Cryptosporidium Descriptions
Due to the immense numbers of bacteria relative to Cryptosporidium within the biofilm, several attempts at cutting thin (~100 nm) sections for transmission electron microscopy observation failed to locate life stages within the masses of biofilm at this scale. Therefore, Cryptosporidium developmental stages as described in this study were correlated with, and identified based on previous detailed morphological descriptions in in-vivo, cell-free, and in-vitro systems [13],[14],[16],[28],[38],[42]-[44].
Flow cytometry
All samples were analysed using flow cytometry (FACSCalibur, Becton Dickinson, Australia). Logarithmic signals were used for all parameters and the forward light scatter detector was set at E00 for all assays. The forward scatter detector was set to 396 V and the red fluorescent detector to 597 V.

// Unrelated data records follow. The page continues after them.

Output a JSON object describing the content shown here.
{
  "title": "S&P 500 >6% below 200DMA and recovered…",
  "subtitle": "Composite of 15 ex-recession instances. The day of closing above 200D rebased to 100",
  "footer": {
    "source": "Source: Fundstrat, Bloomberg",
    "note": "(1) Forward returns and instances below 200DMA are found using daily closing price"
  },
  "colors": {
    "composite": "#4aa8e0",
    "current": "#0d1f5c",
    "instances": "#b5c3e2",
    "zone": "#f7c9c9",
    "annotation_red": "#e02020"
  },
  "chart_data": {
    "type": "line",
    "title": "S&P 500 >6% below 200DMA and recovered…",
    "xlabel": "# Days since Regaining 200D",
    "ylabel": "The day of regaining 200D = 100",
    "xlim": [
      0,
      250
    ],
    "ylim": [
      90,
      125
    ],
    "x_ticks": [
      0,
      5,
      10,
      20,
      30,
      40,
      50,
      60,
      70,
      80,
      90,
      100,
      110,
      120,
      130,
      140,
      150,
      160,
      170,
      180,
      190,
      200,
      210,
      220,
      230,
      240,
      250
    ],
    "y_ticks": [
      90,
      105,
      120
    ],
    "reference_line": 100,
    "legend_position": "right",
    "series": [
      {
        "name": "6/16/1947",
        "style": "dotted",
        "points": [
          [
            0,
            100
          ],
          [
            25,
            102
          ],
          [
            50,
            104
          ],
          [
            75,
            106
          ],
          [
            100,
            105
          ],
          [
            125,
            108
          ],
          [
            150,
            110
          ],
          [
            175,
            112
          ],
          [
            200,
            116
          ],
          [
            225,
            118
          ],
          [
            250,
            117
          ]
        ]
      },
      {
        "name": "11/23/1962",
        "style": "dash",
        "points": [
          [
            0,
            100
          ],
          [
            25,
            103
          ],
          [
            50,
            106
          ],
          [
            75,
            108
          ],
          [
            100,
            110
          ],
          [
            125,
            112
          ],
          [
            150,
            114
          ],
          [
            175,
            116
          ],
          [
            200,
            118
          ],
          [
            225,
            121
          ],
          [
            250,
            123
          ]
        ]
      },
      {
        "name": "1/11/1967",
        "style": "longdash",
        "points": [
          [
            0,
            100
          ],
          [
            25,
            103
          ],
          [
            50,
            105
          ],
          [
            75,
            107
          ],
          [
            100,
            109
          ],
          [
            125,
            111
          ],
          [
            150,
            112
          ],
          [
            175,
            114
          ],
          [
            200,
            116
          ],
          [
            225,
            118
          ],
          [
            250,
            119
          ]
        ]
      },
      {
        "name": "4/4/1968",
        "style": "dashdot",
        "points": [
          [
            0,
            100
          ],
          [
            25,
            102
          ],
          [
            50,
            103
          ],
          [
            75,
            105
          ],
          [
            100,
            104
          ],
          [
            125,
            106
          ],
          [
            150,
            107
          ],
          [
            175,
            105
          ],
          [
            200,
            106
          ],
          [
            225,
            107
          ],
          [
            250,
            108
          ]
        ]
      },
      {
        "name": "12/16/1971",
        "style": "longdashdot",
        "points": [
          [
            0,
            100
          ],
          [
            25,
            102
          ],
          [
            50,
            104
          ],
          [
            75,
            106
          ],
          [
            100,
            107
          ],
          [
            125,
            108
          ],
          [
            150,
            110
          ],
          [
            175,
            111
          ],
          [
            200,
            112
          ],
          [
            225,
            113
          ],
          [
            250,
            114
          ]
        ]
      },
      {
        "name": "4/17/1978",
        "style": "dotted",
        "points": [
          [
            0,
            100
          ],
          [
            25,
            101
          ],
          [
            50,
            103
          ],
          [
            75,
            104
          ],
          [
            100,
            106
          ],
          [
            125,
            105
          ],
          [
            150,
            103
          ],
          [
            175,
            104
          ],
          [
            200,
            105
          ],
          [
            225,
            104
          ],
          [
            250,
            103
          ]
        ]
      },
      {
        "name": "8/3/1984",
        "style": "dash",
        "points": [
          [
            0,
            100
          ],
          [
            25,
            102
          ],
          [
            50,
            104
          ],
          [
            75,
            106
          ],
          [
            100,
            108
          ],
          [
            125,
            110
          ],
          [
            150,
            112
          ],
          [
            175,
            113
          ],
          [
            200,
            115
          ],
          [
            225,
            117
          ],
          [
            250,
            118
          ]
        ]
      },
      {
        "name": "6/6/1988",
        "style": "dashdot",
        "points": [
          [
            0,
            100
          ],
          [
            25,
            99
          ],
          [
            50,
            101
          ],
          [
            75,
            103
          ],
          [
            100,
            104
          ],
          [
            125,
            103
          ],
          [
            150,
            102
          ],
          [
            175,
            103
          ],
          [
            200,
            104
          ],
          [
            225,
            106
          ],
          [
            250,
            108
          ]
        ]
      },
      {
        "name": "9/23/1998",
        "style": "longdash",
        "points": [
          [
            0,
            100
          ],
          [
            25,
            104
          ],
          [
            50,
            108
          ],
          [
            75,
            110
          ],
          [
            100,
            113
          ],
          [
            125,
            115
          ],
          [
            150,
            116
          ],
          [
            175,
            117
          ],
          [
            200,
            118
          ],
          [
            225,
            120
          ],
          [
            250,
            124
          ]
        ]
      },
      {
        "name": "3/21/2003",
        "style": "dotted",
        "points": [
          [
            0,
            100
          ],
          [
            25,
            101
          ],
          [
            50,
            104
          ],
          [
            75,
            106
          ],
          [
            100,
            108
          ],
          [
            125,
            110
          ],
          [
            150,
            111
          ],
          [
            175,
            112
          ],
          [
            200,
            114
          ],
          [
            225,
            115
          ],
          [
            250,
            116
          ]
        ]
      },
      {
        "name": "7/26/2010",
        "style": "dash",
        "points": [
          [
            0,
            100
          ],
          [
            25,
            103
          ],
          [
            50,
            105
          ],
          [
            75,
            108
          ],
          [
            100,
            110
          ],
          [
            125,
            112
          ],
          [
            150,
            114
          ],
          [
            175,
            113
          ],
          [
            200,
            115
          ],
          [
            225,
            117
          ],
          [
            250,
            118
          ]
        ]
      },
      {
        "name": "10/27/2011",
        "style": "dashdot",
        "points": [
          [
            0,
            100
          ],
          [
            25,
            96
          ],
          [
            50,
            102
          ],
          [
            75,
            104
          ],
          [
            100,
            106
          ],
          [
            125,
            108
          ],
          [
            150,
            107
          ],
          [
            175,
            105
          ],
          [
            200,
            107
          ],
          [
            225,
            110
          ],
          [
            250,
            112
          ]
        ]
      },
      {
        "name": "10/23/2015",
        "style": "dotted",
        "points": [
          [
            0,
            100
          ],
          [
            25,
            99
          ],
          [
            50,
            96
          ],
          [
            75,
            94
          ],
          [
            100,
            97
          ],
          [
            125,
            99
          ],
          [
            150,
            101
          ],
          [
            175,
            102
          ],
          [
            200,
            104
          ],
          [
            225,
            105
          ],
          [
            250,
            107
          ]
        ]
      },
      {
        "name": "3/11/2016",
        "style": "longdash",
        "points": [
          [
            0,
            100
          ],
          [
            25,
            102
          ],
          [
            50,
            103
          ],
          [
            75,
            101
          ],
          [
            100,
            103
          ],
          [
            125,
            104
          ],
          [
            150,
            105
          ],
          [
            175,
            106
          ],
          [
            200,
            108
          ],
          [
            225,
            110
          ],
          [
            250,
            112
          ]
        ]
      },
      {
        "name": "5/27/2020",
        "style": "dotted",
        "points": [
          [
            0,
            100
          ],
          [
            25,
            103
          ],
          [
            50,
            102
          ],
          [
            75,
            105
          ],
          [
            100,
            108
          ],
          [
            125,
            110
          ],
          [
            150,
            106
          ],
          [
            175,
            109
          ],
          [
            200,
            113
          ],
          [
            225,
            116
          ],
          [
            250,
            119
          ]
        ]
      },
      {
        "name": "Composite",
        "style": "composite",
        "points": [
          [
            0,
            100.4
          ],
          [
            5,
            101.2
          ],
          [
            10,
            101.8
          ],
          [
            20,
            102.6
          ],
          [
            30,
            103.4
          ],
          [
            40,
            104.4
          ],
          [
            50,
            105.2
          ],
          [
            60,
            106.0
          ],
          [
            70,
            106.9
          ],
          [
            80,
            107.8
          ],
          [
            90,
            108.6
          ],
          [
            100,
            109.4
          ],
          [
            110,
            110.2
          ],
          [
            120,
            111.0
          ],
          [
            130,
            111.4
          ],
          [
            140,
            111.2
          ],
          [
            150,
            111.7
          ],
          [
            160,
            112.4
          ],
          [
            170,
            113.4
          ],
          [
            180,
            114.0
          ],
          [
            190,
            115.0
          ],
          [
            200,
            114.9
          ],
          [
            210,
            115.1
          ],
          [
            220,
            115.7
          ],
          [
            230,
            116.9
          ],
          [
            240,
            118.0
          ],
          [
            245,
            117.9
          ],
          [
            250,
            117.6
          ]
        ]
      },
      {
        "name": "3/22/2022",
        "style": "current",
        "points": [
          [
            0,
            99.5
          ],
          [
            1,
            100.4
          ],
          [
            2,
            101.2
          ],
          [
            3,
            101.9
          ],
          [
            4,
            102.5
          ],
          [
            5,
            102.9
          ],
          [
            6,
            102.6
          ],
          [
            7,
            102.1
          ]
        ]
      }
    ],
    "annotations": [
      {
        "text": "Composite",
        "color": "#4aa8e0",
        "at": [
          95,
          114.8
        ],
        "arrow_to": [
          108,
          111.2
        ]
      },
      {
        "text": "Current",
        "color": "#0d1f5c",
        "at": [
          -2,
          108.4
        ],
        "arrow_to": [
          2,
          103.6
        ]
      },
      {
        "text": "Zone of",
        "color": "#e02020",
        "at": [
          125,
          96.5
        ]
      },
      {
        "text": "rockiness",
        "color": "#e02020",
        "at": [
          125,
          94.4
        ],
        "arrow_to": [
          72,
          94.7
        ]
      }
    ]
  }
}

To investigate the possibility of Cryptosporidium excystation in the biofilm system and cell-free culture, gating was used to discriminate and differentiate Cryptosporidium oocyst populations from mixed populations. The acquisition gate was determined based on the fluorescence (intensity) and forward scatter characteristics of Cy5- Crypt-a-Glo™-labelled pure bacteria and Cryptosporidium oocysts (unexcysted/excysted). In addition, cell free culture samples were also used to identify excysted oocyst populations. As such, two different populations were similarly used to differentiate gated areas for each of the physiological states of oocysts - intact and excysted. The collected data was analysed using FlowJo software (TreeStar).